Patient #17 an adolescent, arrived on 02/01/13 at 1840, with SI and Danger to others (DTO). The following information was documented by the clinician conducting the medical screening exam: "...today Pt kicked one of his friends in the testicles which resulted in being pushed off his bike. Pt went home, retrieved a hammer from his garage and throwing the hammer at friend nearly hitting him...pt has become increasingly violent toward family. Pt has been kicking and hitting brother and mother, which is uncharacteristic...Last week, pt hit M (mother) w/ a cord and threatened to kill his younger brother...Recommend IP (Psych) Tx, DTO bxs (behaviors), SI, and mood stabilization. There is no bed availability at ABH-Tempe and recommenced to be transferred to (sister facility name in Glendale, hospital #6). Parents did not want to transport pt to Glendale location due to being 'too far west'. Parents agreed to transport pt to (name of hospital #7) for safety. Parents will wait for bed availability while at (hospital #7). Staffed case w/ Dr (Physician #5) who agreed with recommendation to transport pt to (hospital #7)...."

The Physical Health Screening form completed for the patient did not identify any medical health issues.

During an interview with Physician #5 on 02/07/13 at 0845, she explained her understanding is if the hospital does not have beds available she sends the patients to another ER to wait for a bed. Even if that hospital does not have psychiatric services or beds. When asked if patients are given the option of waiting at the hospital she said she didn't know.

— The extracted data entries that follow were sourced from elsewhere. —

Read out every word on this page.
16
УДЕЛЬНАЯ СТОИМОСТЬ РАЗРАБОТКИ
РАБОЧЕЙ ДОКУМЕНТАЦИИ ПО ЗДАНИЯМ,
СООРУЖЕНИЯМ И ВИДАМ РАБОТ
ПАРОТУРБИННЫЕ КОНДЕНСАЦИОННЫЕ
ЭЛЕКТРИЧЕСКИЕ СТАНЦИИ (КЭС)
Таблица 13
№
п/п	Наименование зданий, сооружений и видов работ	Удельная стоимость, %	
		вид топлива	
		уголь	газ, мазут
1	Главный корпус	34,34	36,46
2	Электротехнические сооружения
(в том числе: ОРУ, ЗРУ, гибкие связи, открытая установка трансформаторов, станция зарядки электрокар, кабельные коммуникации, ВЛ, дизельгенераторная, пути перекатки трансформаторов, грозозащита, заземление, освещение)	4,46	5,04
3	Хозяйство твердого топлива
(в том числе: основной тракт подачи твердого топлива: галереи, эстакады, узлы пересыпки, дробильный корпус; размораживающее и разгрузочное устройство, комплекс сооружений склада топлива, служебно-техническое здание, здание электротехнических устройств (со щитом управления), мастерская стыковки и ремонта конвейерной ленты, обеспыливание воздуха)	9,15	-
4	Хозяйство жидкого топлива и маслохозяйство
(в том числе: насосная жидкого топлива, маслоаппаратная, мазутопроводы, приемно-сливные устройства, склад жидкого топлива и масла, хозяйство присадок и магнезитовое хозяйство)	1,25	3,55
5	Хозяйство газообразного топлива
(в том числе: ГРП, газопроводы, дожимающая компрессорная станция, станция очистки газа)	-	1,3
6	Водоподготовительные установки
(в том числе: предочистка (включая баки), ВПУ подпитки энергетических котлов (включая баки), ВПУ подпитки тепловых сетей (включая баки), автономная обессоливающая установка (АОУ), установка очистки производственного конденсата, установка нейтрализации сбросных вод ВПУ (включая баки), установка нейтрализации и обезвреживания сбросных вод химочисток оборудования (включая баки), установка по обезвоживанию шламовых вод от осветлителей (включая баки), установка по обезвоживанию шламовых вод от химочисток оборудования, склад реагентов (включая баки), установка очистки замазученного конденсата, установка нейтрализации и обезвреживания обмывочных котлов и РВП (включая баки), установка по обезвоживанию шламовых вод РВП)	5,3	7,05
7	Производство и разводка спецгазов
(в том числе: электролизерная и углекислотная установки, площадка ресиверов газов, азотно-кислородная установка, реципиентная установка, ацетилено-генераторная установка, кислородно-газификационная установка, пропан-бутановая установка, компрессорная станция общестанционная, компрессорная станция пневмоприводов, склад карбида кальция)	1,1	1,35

During an interview on 02/07/13 at 0830 hours, with the Employee #18 evaluating Pt #17, he explained that patients cannot wait for beds at this hospital because there are only 3 assessment and referral rooms and they're very small. He will transfer the patient to another ER, even if they do not provide psychiatric care, because it is safer for the patient.

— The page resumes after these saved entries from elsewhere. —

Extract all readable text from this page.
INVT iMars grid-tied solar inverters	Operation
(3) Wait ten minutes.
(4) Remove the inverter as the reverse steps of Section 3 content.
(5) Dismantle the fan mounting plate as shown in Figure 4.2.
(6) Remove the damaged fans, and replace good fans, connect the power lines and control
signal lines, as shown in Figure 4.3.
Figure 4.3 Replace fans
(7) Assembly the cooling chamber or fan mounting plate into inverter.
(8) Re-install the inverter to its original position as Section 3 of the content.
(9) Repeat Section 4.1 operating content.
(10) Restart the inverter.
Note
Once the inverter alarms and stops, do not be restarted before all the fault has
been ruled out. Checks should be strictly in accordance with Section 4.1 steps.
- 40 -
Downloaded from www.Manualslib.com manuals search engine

Employee #18 had the parents sign a form titled Informed Consent to Refuse which included: "...(Name of Hospital #1) and the treating provider have informed me of the benefits that might reasonably be expected from the offered services are: safe transport to the ER...receive immediate treatment en route to ER...quicker admission to ED...and the risks of refusing these services are: patient could commit suicide en route to hospital...."

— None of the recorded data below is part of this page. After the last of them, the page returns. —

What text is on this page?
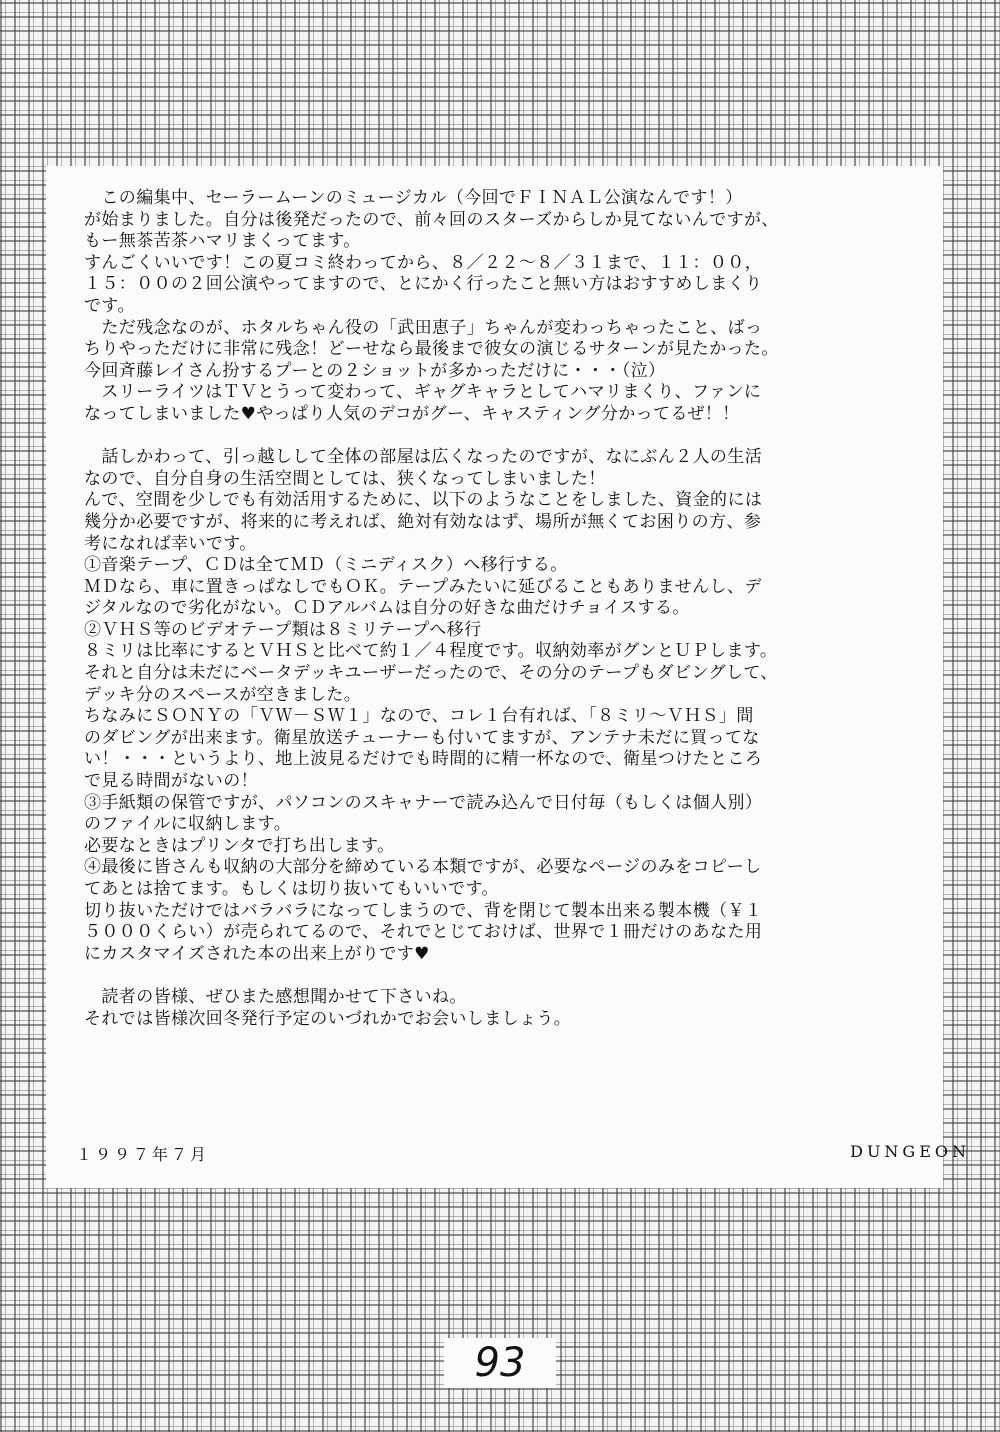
　この編集中、セーラームーンのミュージカル（今回でＦＩＮＡＬ公演なんです！）

が始まりました。自分は後発だったので、前々回のスターズからしか見てないんですが、

もー無茶苦茶ハマリまくってます。

すんごくいいです！この夏コミ終わってから、８／２２～８／３１まで、１１：００，

１５：００の２回公演やってますので、とにかく行ったこと無い方はおすすめしまくり

です。

　ただ残念なのが、ホタルちゃん役の「武田恵子」ちゃんが変わっちゃったこと、ばっ

ちりやっただけに非常に残念！どーせなら最後まで彼女の演じるサターンが見たかった。

今回斉藤レイさん扮するプーとの２ショットが多かっただけに・・・（泣）

　スリーライツはＴＶとうって変わって、ギャグキャラとしてハマリまくり、ファンに

なってしまいました♥やっぱり人気のデコがグー、キャスティング分かってるぜ！！

　話しかわって、引っ越しして全体の部屋は広くなったのですが、なにぶん２人の生活

なので、自分自身の生活空間としては、狭くなってしまいました！

んで、空間を少しでも有効活用するために、以下のようなことをしました、資金的には

幾分か必要ですが、将来的に考えれば、絶対有効なはず、場所が無くてお困りの方、参

考になれば幸いです。

①音楽テープ、ＣＤは全てＭＤ（ミニディスク）へ移行する。

ＭＤなら、車に置きっぱなしでもＯＫ。テープみたいに延びることもありませんし、デ

ジタルなので劣化がない。ＣＤアルバムは自分の好きな曲だけチョイスする。

②ＶＨＳ等のビデオテープ類は８ミリテープへ移行

８ミリは比率にするとＶＨＳと比べて約１／４程度です。収納効率がグンとＵＰします。

それと自分は未だにベータデッキユーザーだったので、その分のテープもダビングして、

デッキ分のスペースが空きました。

ちなみにＳＯＮＹの「ＶＷ－ＳＷ１」なので、コレ１台有れば、「８ミリ～ＶＨＳ」間

のダビングが出来ます。衛星放送チューナーも付いてますが、アンテナ未だに買ってな

い！・・・というより、地上波見るだけでも時間的に精一杯なので、衛星つけたところ

で見る時間がないの！

③手紙類の保管ですが、パソコンのスキャナーで読み込んで日付毎（もしくは個人別）

のファイルに収納します。

必要なときはプリンタで打ち出します。

④最後に皆さんも収納の大部分を締めている本類ですが、必要なページのみをコピーし

てあとは捨てます。もしくは切り抜いてもいいです。

切り抜いただけではバラバラになってしまうので、背を閉じて製本出来る製本機（￥１

５０００くらい）が売られてるので、それでとじておけば、世界で１冊だけのあなた用

にカスタマイズされた本の出来上がりです♥

　読者の皆様、ぜひまた感想聞かせて下さいね。

それでは皆様次回冬発行予定のいづれかでお会いしましょう。

１９９７年７月	DUNGEON
93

Employee #18 was asked why he had the parents sign a refusal form for transfer since they were agreeable to take their son to another hospital. He explained it was because they refused the first choice (sister facility in Glendale, hospital # 6).

The medical record did not contain documentation of the sending hospital calling the receiving hospital for acceptance of the patient. Employee #4 confirmed they did not have documentation from the accepting hospital for Pt #17.